Tuesday, September 20, 2016

Book Review: BLIND SIGHT

Title: Blind Sight
Author: Carol O'Connell
Publisher: Headline
Pages: 320







A cloistered nun, Sister Michael, is out in the city in New York to buy roses, when she is abducted. Twelve-year-old Jonah Quill, blind since birth, also vanishes from the same busy street in the blink of an eye. Simultaneously an elderly gent is mugged.

Kathy Mallory is a woman with a formidable reputation. Part of the Special Crimes Unit, Fr Brenner seeks her help to find Sr Michael. But then the nun’s body, along with that of three others, is found on the lawns of the Mayor’s house. Young Jonah is dumped there too, but the killer makes off with him.
While his life is spared, Jonah finds the strength to fight back and resist his captor, relying on his other senses.

Through the course of the investigation, Mallory and Riker, her partner, discover a murky conspiracy afoot, one that involves the Mayor somehow. Who could have wanted a nun dead? But Mallory knows that the nun was Angie Quill, a former child prostitute, who suddenly upped and fled her former life and turned religious. And why the other three victims, all of whom are recluses with no family or friends?

Mallory and Riker believe that they are up against a cold-blooded killer with psychopathic tendencies. Yet Mallory also believes that they are confronted with a hired killer, in turn hired out by the actual killer. Somebody had wanted four people dead, not just those four, but just four from four different neighbourhoods and he had hired a professional hitman for the purpose.

The book is interesting, the peek into investigative procedures fascinating.

The omniscient narrator spares no one. The attitude is brash, sneering, in-your-face. The smirking tone does not help. The narrator’s thoughts in italics are used for all the characters, to show mental sparring against others. I wished the author had cut down on the second guessing. I found it most annoying.

The narrative is personal, almost as if the narrator were one of the characters within.
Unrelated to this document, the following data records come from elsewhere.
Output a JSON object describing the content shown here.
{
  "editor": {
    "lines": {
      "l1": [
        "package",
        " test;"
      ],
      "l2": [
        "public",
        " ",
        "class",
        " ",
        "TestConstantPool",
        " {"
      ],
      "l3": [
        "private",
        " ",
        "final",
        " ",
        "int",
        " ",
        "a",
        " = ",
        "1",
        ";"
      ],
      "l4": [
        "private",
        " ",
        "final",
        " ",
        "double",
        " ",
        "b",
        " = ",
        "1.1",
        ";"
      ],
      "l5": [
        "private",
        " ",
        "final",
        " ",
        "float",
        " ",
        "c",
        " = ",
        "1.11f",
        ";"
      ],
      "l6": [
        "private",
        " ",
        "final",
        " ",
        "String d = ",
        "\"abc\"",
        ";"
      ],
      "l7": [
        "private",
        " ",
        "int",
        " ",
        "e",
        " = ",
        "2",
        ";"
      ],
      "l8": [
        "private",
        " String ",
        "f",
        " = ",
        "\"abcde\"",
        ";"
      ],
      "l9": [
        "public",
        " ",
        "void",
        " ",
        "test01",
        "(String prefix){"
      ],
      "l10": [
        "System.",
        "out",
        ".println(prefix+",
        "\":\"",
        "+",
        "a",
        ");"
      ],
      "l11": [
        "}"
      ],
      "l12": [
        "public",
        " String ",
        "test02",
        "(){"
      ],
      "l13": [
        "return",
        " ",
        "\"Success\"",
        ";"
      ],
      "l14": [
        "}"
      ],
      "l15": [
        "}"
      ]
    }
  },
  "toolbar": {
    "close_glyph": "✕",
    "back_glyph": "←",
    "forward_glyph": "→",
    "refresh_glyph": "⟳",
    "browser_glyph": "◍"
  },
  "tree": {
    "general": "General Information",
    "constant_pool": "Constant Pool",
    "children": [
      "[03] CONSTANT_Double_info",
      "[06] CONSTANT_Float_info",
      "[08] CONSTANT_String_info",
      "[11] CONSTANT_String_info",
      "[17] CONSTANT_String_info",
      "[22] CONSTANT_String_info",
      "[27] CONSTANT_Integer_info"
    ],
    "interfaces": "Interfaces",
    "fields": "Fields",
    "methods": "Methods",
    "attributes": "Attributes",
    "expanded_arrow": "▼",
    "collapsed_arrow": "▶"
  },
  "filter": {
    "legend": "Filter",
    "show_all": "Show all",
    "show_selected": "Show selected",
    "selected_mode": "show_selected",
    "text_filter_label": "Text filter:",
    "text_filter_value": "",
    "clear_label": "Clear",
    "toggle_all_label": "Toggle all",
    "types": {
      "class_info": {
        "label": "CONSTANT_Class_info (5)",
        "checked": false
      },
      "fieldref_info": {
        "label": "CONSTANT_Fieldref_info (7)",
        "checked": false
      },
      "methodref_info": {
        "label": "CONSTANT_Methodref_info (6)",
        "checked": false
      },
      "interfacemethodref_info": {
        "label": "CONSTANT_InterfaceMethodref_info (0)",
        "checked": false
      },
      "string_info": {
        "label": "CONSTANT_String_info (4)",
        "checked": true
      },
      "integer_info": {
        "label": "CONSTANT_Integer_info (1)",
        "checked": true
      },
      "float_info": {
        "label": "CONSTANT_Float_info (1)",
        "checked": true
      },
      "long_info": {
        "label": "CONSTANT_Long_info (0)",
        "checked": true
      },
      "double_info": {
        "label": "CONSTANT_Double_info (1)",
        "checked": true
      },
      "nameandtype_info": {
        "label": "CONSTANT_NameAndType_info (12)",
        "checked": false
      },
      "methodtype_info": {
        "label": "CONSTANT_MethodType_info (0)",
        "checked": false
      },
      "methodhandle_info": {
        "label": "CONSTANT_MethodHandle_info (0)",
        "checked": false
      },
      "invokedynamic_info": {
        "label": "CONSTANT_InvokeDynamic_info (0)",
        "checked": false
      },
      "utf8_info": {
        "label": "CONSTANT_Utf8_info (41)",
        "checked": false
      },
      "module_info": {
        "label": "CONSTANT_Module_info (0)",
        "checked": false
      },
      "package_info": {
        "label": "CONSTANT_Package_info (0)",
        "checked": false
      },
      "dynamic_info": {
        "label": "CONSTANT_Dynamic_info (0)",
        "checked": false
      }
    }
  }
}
As a character, Kathy is far too tough and hard, the sort that chews hard nails for breakfast and bad guys the rest of the day. It was hard to relate to her although I did appreciate her capacity to deduce volumes of information out of nothing. Riker describes her methods as forcing puzzle pieces to fit the picture she liked best.

But I liked her, especially the fact that she never took her eyes off Jonah and his welfare, never stopped caring about what happened to him. Even with a reputation for being a machine, she shows her human side.


Riker has tough competition to face, considering that the narrator seems too biased towards Kathy. Even so, he redeems himself for his quiet strength.

Bit by bit, Mallory and her team close in on the perpetrator. And the author does a good job of revealing her cards though I wish she had spent more time in character building.

It’s good to see a woman calling the shots, but I don’t much like the idea of a superhuman machine who always has the last laugh, never loses a bet, can make grown men squirm and has no vulnerabilities whatsoever. And all this while the sarcastic voice-over intrudes upon our sensibilities.

I found Jonah very endearing. His tendency to use street smarts to outwit his captor and would-be assailant and the murderer of his aunt is interesting. I admired his ease around spaces, the way he uses his mind and other senses to make connections that the sighted might easily miss. His couldn’t-care-less attitude in the face of mind numbing terror, his faith in the love of his dead aunt, his ease in his surroundings are all admirable.

When Jonah makes a feeble yet spirited attempt to escape, my nerves were all a-jangle. Because while he is smart and independent, he is still vulnerable. Worse, he is also a kid with a “smart” mouth, one that could get him killed. He persists in asking the killer some very difficult questions like What’s it like to murder people? or How many Hail Marys for killing a nun?


The kidnapper, Iggy Conroy, is an interesting character, who lives with a pit bull and the fear of the ghost of his dead mother, a fear that makes his susceptible to mind numbing fear even though he is a brutal killer himself. At one point, he thinks nobody ever screamed when the point of a knife was an inch from an eyeball.


And so we have a cat and mouse game, where the cat is unknown and the mouse lives from one day to another. The cops have few leads but Mallory and Riker shake them with all their might.

The dead Angie also makes a strong impression, simply because she was kind and loving to a child.

The mayor’s aide, Samuel Tucker, is described as not rising to the kneecap of a cockroach, while New Yorkers, it seems, want to make a show out of any disaster. The narrator also pokes fun at New York’s famous three deadbolts to every front door.


Roses are a motif that shine their way through the book, starting from the nun’s felicity with roses, to the killer’s preoccupation with them, to Angie’s tattoos.

The author gives us a lovely flavour of the place. For a novel that is called Blind Sight, it is fitting that we readers are given so many visual cues to a setting that we are unfamiliar with, or ‘blind’ to.

The beauty of the book is that you are given delicious hints as to who the perpetrator might be, but the truth remains elusive.

I liked the manner in which the author tied up all the loose ends. Above all, I liked the idea of love reaching out from beyond the grave.